To me it sounds like Obama needed one of those czars they claim he has so many of, who could really do this and it couldn't be Sebelius who had a lot of other work on her plate. It should have had a general or some kind of techie CEO dedicated to making it work (oh wait, we couldn't afford a CEO,they'd have wanted the whole $300 million lol).

That said, this should have gone to Medicare for all because as you said above, leaving in all those insurance companies wanting their usual profits, which have risen astronomically in the last 10 years, it was doomed to be more expensive than what people already had. Why didn't they realize it before the roll out?

And why would they add all the requirements to the policies (giving insurers an excuse to drop people) the same day they hoped to enroll 30 million uninsured. Did nobody think that pushing people off their junk policies would complicate adding the new people? One or the other should have gone first and maybe a year apart.

It is maddening as the whole world can do this. To me it seems like deliberate sabotage... dumdedumdum... Okay I am into the twilight zone maybe with that but given all the richest people out there and their primary goals to keep themselves where they are, is it really so far out there to think somebody didn't want this to work or is it all about a 2000 page bill full of too many complexities?

Listening to right wing radio yesterday, they are ecstatic and milking the failure, which goes way beyond a website, to paint it as Obama's Waterloo. This is all aimed at getting a Republican Senate and House and right after that two years of impeachment proceedings if it happens not to mention more personal Civil Rights taken, and voting limitations to kick out more minorities. 2014 is critical for Dems whether we are thrilled with ACA right now or not. Donate and volunteer as if they get control nothing will happen until '16 and we aren't living in a time we can afford nothing to happen.

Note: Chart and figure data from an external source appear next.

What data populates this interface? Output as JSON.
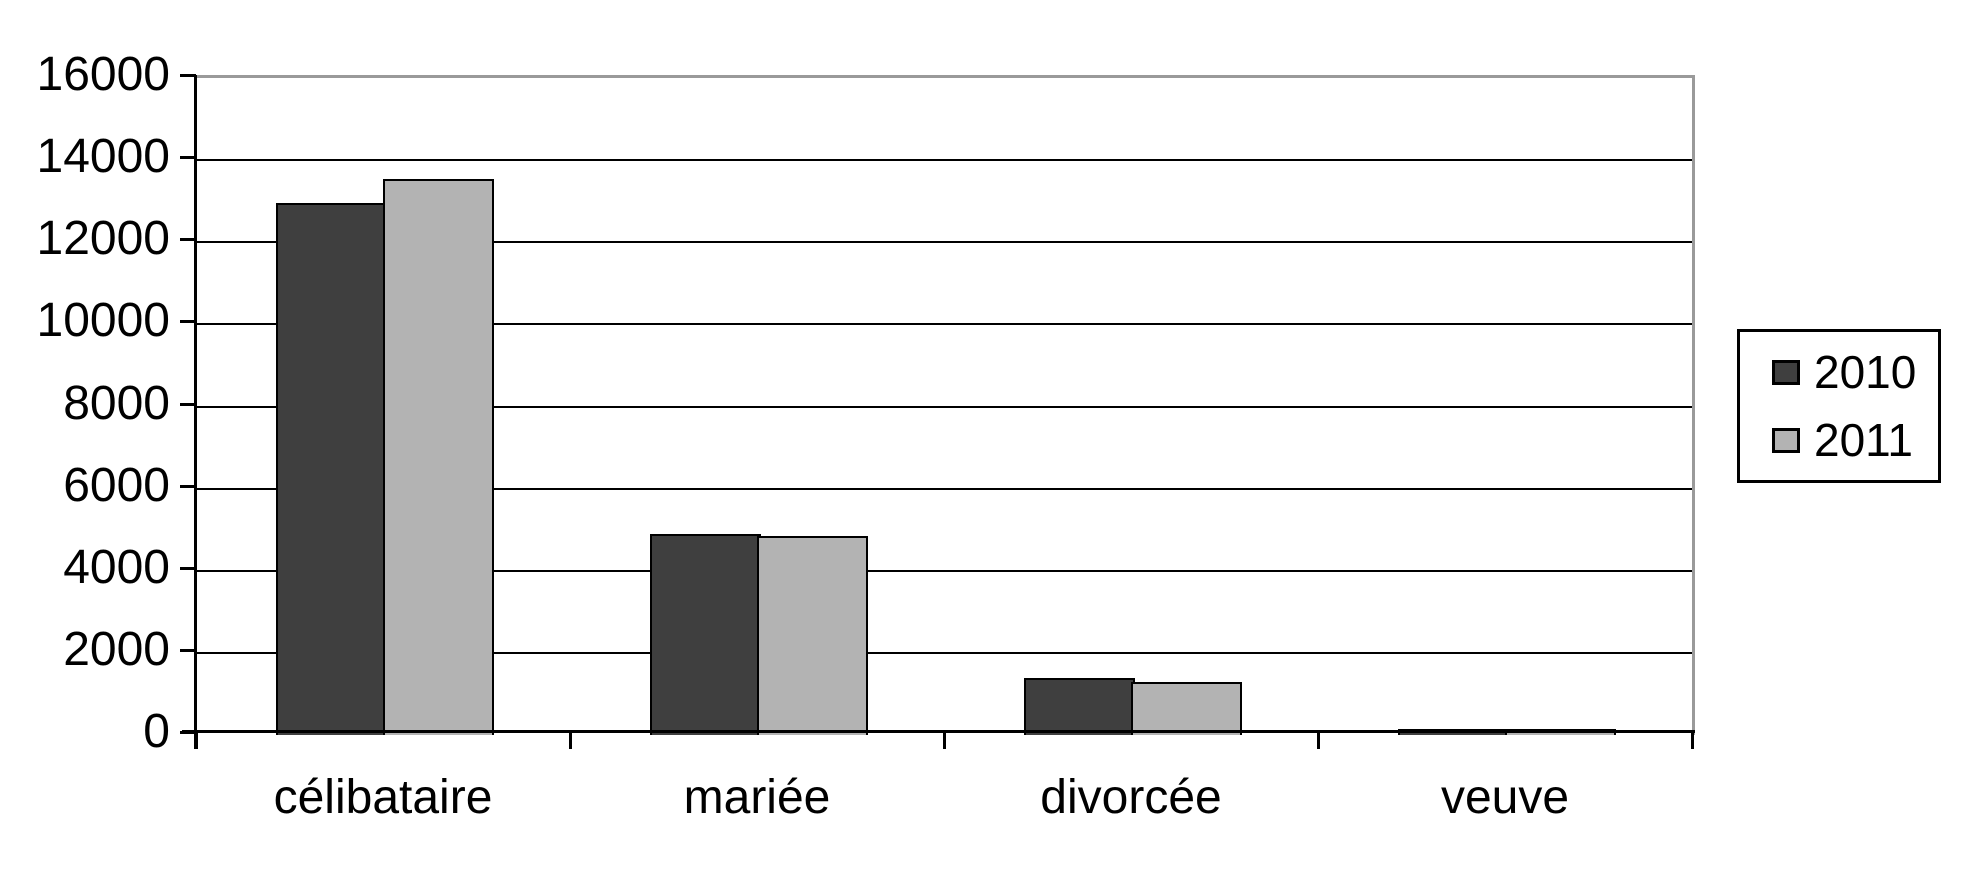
{
  "chart_data": {
    "type": "bar",
    "categories": [
      "célibataire",
      "mariée",
      "divorcée",
      "veuve"
    ],
    "series": [
      {
        "name": "2010",
        "color": "#3f3f3f",
        "values": [
          12900,
          4850,
          1350,
          100
        ]
      },
      {
        "name": "2011",
        "color": "#b3b3b3",
        "values": [
          13500,
          4800,
          1250,
          100
        ]
      }
    ],
    "ylim": [
      0,
      16000
    ],
    "ytick_step": 2000,
    "yticks_top_to_bottom": [
      "16000",
      "14000",
      "12000",
      "10000",
      "8000",
      "6000",
      "4000",
      "2000",
      "0"
    ],
    "grid": true,
    "gridline_color": "#000000",
    "plot_border_color": "#9a9a9a",
    "legend_position": "right",
    "title": "",
    "xlabel": "",
    "ylabel": ""
  },
  "legend": {
    "items": [
      {
        "label": "2010",
        "color": "#3f3f3f"
      },
      {
        "label": "2011",
        "color": "#b3b3b3"
      }
    ]
  }
}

I think they are wrong about it being catastrophic for obama or that it can't be fixed, but we can't pretend it was all done right or we sound like righties, always defending and never facing reality. And reality is we need this change in health care-- now how do we make it actually work for families across this country? Basic health care shouldn't be a fear but a right.

janinsanfran said...

Hi Rain: I think you are profoundly right that one aspect of this is the need for more doctors after a less expensive education. When the people of the United States really want something, we can get it done. This is something we should dearly want!

Civic Center said...

Looking forward to your account of the "obscure fragment of the back of beyond."